As a comparison, the distributions of relative error for the proposed model and benchmark models over an 8-day period are depicted in
Figure 8. The percentage of the relative error is divided into 10 bins and the reduction in prediction error is highlighted in the figure. The largest proportion of reduction in prediction errors associated with the proposed model lies in the first bin; compared with the LSTM-based model, PM, LiAENN-based model and BPNN-based model, it has 9.24%, 5.34%, 14.89% and 20.39% improvement, respectively. This result validates the effectiveness of the LERENN-based model in reducing large prediction errors.
At present, the minimum time resolution of power dispatching is 15 min. To verify prediction performance comprehensively, the three-step prediction of the first, second, fourth, sixth and seventh test days was implemented.

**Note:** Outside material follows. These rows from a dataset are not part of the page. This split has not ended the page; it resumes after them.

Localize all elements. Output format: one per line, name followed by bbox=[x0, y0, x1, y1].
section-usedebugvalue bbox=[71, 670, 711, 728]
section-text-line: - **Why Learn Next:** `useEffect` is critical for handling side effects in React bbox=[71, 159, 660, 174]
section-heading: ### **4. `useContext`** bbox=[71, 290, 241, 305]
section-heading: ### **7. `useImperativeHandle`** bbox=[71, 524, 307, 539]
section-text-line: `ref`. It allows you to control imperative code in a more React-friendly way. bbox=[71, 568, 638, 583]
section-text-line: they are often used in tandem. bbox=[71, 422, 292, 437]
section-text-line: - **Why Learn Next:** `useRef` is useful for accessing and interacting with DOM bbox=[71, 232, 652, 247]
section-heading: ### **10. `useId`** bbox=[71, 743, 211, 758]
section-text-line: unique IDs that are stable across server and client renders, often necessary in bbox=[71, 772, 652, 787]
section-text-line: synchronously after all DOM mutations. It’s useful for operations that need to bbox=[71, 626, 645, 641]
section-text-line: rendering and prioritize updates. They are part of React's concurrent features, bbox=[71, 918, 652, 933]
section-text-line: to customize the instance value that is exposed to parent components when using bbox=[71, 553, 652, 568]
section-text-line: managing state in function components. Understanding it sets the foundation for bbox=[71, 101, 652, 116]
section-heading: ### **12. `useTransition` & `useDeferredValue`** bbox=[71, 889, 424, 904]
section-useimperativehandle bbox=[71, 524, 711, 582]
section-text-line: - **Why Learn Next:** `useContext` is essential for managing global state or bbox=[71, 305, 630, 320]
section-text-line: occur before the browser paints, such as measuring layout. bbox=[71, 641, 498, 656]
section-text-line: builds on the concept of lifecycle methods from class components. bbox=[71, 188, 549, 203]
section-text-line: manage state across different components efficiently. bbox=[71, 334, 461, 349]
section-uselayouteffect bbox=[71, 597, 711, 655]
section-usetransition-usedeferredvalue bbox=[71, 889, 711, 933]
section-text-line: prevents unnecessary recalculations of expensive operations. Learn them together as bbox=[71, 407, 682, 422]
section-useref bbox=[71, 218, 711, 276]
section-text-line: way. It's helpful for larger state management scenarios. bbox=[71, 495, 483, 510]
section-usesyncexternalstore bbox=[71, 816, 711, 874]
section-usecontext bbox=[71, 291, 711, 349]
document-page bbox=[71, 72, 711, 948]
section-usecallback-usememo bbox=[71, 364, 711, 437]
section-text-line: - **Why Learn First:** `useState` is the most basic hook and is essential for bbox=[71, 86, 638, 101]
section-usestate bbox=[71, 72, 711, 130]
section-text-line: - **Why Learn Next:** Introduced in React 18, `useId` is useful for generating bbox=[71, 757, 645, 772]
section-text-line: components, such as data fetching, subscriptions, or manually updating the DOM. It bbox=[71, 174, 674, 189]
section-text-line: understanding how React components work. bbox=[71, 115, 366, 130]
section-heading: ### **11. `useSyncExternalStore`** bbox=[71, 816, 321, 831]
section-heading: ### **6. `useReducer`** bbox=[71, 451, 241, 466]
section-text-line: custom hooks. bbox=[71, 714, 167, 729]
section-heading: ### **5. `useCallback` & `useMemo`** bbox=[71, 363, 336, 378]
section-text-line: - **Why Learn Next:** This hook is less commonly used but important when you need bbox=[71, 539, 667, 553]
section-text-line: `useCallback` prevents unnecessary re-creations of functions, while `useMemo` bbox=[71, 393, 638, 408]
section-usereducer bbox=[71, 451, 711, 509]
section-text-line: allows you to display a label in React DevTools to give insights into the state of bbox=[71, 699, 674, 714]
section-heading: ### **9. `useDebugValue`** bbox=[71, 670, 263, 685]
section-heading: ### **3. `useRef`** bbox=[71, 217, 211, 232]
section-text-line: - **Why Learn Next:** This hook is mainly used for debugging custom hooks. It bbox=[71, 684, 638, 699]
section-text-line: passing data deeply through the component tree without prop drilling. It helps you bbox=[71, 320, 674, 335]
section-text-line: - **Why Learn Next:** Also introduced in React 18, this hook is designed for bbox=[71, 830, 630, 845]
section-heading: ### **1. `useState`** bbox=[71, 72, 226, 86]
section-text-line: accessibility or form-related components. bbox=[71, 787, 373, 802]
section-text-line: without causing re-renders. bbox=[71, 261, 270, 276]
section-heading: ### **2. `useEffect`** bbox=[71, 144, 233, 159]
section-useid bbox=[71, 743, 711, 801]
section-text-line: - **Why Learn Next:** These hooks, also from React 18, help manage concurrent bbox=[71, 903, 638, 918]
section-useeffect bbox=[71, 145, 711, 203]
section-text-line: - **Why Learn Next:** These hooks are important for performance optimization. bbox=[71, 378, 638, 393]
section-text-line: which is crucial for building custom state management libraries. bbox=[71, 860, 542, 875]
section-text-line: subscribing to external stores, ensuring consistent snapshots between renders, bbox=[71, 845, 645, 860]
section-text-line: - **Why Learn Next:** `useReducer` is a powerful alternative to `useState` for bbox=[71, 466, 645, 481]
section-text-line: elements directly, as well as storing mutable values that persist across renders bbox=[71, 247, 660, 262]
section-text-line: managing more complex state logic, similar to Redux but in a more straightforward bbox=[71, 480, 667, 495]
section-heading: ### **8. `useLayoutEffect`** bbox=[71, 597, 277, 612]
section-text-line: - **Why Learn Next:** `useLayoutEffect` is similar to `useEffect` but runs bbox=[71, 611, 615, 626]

In order to analyze the performance of each model for the three-step prediction, the prediction errors of the four models under different typical weather conditions are given in
Table 6.
As can be seen from
Table 6, except on overcast days, the proposed prediction model has individual metrics slightly higher than the LSTM model. Overall, the proposed prediction model has the highest prediction accuracy, and it can still detect ramp events well. Comparing
Table 4 and
Table 6, the prediction accuracy of all five of the models deteriorates, along with the increase of the prediction steps. The deterioration of each model is different. Compared with single-step prediction, in three-step prediction the RMSE mean value of the proposed model, the LSTM-based model, PM, the LiAENN-based model, and the BPNN-based model are increased by 17.30%, 19.67%, 21.32%, 20.29% and 23.98%, respectively. Overall, the prediction performance of the BPNN-based model is the worst. The proposed model is less affected by the increase of the prediction steps. Namely, the proposed model can improve the prediction accuracy, and it is still robust to power fluctuations and weather changes.